What did the wind care? It had huffed. There were always new beings to play with, new sunrises to roll in, new shoots of grass to smell.

“You don’t understand, but you will. When the choice comes . . . this is important . . . they have to do it on their own. They have to do it alone. You know what’s coming. At least, as much as we do.”

It was not something they ever talked about. It was taboo to mention even this much. But the fawn-like one was adamant. She’d shaken the branch where the wind had been spinning lazily. The glade in Central Park was cool and sweet-smelling that day.

“Listen! I’m telling you, it’s going to hurt. I can’t see much, but I see that. It’ll hurt to leave them, but you have to do it, or everyone dies, and the world becomes a still place, a barren, dead place. A place without wind. Do you understand me? Do you understand?”

The wind had fallen like a leaf snapped from its branch. It had settled on the flattened grass and stared up at the fawn-like one’s pale face. Were her brothers not giving her enough blood? Was she weak? Was that why she looked so sick and pale? Or was it fear?

The wind had sighed. There was nothing to fear. There was no such thing as a world without wind. It had left the glade and decided not to think about that moment again. It had locked it in a secret box and never opened it.

But now, as the thinness tore at it, and an agony of sensation poured over it, it remembered the fawn-like one had sworn the wind would hurt.

She’d known it would love.

She’d seen it wouldn’t want to leave its boy.

But if it didn’t make itself thin, would the trickster, the citrus and pearl dust scented one, the girl, the solemn one, the innocent one—all of them—would they all die?

The boy wouldn’t want that. Before, that would’ve been enough. But now, the wind didn’t want that either.

It spread itself thin and teased through the cavalcade of sound. It watched. It listened. It was.

The trickster turned the cool brass handle of his bedroom door. The unfinished Bard mansion was a hollow, empty, desolate thing. The smell of wilting roses, charred wedding vines, and spilled champagne filtered down the empty marble halls.

At least the air was cool, but the trickster didn’t seem to notice. His appearance was altered enough that no one would recognize him unless they’d memorized the tilt of his smile or the irrepressible mischief that always lingered in his eyes.

He was weary. He rolled his shoulders and dragged a hand down his face. When he shut the door, he rested his head against the wood, closing his eyes.

A small, whistled chirrup brushed across the room.

The trickster ignored the noise.

The sound grew until it was a loud, insistent song.

Surprised, the trickster swore, turning quickly and striding across the room.
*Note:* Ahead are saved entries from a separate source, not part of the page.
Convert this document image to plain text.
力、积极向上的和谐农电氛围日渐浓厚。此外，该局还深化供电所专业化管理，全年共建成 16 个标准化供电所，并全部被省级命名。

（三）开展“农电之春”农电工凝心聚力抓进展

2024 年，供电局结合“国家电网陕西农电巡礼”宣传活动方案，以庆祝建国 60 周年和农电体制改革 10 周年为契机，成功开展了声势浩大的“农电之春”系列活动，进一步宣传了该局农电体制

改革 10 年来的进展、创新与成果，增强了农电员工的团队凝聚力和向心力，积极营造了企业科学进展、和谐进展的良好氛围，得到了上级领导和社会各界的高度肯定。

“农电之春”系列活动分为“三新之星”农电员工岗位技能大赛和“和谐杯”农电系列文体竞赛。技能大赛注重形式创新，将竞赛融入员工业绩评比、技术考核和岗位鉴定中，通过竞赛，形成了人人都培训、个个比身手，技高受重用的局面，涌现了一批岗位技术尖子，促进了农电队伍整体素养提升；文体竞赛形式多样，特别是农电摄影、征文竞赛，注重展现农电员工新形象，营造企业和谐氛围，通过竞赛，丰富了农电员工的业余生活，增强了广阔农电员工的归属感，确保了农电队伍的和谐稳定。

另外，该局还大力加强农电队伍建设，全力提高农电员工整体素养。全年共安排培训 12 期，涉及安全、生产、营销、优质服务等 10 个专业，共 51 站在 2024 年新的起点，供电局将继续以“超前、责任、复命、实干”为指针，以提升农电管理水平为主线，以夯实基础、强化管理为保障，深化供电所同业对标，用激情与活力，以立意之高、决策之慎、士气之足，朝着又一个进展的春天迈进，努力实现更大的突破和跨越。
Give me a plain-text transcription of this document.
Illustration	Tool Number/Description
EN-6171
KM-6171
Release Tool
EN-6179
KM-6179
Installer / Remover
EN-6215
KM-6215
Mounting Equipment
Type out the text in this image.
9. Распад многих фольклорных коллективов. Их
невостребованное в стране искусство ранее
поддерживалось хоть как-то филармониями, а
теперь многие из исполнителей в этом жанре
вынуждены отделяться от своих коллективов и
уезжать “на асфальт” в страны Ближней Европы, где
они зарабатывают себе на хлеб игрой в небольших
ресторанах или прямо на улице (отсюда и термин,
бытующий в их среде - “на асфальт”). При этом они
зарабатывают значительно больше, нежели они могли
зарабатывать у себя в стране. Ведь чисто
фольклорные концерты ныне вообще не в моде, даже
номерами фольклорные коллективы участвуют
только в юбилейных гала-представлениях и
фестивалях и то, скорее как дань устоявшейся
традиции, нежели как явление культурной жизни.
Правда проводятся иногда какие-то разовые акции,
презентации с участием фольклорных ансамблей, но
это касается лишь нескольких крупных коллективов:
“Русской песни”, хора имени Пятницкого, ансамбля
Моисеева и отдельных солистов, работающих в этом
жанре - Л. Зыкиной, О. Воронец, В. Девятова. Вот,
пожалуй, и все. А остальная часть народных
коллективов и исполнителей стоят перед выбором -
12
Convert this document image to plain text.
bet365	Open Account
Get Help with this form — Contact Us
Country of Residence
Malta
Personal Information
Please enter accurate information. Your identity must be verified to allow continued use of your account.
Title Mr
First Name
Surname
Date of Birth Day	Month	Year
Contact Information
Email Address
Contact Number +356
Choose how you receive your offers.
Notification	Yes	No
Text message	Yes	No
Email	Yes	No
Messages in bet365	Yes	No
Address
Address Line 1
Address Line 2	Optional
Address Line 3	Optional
The late-afternoon sun shone through a slit in the curtains, sending a rectangle of buttery light over the silk rug. The trickster stepped through it and yanked the satin pillowcase off the cricket’s bamboo cage.

“Oh,” the trickster said, crouching down. He positioned himself so his eyes were even with the cage. “You’re still here,” he said, sounding surprised. His lips turned up. “I mean, of course you’re still here. You’re locked in a cage—where else would you be? I only meant I forgot about you. I’m sorry.”

He dropped the pillowcase, and it fluttered to land in the rectangle of sunlight.

He stood and rubbed the back of his neck. “I hate that I’m talking to an insect. You get that, right? But . . . when you’ve hit bottom . . .”

He shrugged and began to pull off his shirt.

He stopped, dropping the fabric when the cricket’s song grew more urgent.